Assim como o Brasil, outros países exigem uma prova que habilite o bacharel em direito para exercer a profissão. A coordenadora adjunta do curso de direito do Instituto Brasiliense de Direito Público (IDP), Dulce Furquim, explica que, em alguns deles, a defesa técnica de causas só pode ser feita depois de um longo processo. Na Inglaterra, por exemplo, para que o bacharel possa advogar nos tribunais de primeira instância, ele deve fazer uma prova e se filiar a uma associação de advogados. A atuação nas instâncias superiores depende de dois exames. Na Colômbia, além do estágio obrigatório feito após a obtenção do diploma, o estudante defende uma tese jurídica. A União Internacional dos Advogados (UIA, sigla em francês), entidade que congrega profissionais da advocacia de todo o mundo, explica que, na França, o processo consiste em três etapas (veja quadro).
Constitucional
A Lei nº 8.906/94 prevê e exige o exame de Ordem da OAB. A constitucionalidade desse processo foi julgada favorável em outubro de 2011 pelo Supremo Tribunal Federal (STF). O que se propõe agora, com o Projeto de Lei nº 2.154/2011, é que a norma seja alterada.
Agenda
Nesta terça-feira (7), a partir das 9h, membros da Ordem dos Bacharéis do Brasil e defensores da extinção do exame de ordem farão uma manifestação na Praça dos Três Poderes em prol do PL nº 2.154/2011.
Pelo mundo
Confira as exigências em quatro países para o exercício da profissão de advogado:
França
Ao sair da faculdade, o bacharel faz um concurso para seguir uma formação de 18 meses em um centro regional de formação de advogados. No fim, ele presta um exame de saída e, só depois, pode se inscrever na entidade de classe que o autoriza a exercer a profissão.
Estados Unidos
Os exames de admissão à carreira são facultativos e variam de acordo com o estado. No entanto, é obrigatória a inscrição nas ordens das cortes de cada estado.
Argentina
Não requer exame de admissão à carreira. Basta ter o diploma de bacharel em direito.
México
O diploma de bacharel em direito é suficiente. A colegiação não é obrigatória.

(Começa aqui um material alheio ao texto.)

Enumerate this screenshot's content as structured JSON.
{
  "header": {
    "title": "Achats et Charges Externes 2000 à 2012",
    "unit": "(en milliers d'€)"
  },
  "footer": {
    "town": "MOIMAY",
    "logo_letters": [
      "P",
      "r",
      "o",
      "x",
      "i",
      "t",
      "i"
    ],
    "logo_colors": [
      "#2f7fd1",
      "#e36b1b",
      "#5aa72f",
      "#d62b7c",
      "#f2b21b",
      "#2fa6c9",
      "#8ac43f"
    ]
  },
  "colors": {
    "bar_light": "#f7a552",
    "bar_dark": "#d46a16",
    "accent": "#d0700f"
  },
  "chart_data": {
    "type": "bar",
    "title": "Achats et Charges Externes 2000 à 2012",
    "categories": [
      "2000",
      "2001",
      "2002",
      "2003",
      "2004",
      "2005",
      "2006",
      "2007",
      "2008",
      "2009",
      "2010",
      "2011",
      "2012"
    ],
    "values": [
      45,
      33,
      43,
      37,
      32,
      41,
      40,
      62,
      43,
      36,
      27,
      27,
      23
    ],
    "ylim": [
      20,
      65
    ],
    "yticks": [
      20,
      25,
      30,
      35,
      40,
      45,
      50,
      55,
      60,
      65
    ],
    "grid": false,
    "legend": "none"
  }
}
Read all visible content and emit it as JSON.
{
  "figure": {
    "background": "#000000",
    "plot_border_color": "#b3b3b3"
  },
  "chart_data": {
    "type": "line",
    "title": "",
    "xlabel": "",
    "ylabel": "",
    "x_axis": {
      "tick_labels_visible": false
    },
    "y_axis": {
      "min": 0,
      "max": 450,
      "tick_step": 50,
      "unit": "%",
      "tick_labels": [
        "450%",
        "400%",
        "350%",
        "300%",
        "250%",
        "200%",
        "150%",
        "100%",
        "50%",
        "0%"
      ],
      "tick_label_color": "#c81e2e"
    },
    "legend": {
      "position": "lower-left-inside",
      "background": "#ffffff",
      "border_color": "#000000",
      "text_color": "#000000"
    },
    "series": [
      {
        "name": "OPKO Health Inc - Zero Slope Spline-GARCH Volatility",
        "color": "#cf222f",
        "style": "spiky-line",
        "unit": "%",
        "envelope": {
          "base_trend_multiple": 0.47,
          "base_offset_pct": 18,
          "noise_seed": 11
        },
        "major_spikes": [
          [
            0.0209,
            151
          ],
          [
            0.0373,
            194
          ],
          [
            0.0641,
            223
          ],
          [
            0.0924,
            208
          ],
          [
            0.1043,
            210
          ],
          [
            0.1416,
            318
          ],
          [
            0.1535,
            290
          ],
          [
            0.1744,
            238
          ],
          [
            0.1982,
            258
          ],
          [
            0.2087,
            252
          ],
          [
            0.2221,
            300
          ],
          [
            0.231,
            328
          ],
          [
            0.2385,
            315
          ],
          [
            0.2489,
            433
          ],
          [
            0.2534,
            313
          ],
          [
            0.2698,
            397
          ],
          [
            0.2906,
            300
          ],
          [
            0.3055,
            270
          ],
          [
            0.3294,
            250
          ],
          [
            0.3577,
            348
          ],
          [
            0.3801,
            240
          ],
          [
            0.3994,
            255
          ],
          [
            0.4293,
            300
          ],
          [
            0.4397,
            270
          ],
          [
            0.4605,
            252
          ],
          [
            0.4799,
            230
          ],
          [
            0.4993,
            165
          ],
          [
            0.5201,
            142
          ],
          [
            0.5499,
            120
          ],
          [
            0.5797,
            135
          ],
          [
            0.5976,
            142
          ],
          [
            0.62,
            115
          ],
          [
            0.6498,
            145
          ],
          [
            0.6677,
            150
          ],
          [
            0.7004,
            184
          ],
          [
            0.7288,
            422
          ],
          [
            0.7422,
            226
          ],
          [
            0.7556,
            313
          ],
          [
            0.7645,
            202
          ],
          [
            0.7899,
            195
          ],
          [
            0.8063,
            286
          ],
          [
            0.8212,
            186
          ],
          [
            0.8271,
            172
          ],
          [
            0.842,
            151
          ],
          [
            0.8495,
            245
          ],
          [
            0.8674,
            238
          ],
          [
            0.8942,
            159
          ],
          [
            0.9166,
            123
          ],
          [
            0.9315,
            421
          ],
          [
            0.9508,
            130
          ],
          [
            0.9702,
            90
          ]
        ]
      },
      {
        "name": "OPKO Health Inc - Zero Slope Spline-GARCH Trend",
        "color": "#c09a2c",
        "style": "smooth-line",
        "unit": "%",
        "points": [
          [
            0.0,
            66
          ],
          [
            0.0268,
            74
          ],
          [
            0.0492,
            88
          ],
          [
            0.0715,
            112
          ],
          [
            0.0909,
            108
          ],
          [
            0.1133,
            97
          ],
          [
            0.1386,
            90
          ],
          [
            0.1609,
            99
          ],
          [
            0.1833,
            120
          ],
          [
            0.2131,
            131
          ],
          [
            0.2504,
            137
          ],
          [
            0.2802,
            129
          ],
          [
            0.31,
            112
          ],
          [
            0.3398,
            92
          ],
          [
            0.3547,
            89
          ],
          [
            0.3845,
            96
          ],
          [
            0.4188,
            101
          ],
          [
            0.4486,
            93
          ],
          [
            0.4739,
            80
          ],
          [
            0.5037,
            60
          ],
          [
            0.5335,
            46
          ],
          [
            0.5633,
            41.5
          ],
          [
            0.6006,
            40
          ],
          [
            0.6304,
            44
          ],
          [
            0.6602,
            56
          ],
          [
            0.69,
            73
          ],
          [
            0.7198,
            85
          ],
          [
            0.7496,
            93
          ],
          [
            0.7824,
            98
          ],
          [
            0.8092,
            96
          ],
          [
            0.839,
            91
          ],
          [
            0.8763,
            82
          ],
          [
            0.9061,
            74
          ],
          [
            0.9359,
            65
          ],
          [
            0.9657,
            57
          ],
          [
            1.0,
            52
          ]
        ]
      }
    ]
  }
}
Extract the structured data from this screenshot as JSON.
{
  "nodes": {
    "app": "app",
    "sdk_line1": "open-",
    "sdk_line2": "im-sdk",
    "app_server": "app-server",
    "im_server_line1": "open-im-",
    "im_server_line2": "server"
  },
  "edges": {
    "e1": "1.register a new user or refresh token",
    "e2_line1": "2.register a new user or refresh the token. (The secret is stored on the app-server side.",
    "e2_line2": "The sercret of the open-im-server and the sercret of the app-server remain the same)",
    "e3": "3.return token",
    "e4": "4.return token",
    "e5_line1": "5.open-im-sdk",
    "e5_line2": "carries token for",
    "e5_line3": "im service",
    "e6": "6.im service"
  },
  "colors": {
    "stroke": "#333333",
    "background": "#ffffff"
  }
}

Fonte: Assessoria de assuntos internacionais da OAB e Instituto Brasiliense de Direito Público
Palavra de especialista Lobby de bacharéis
“O projeto de lei apresentado na Câmara constitui uma irresponsabilidade. Resulta de movimento de milhares de bacharéis despreparados, que não conseguem aprovação no exame. Há até uma associação desses bacharéis com a finalidade de combater o exame. O deputado está acolhendo o “lobby” desses bacharéis, que têm também o apoio de centenas de faculdades que ministram curso de má qualidade. Certo é que o exame está previsto em lei. A Constituição Federal, no art. 5º, inciso XIII, dispõe que “é livre o exercício de qualquer trabalho, ofício ou profissão, atendidas as qualificações profissionais que a lei estabelecer”. A Lei nº 8.906/94 prevê e exige para o exercício da advocacia o exame da ordem. E por quê? Porque o advogado lida com valores importantíssimos: liberdade, patrimônio das pessoas, patrimônio material e patrimônio moral — a honra das pessoas. Por isso mesmo, a atividade da advocacia constitui exercício de serviço público (CF, art. 133; Lei nº 8.906/94, art. 2º, §1º).”
Carlos Mário Velloso, jurista, foi presidente do Supremo Tribunal Federal entre 1999 e 2001.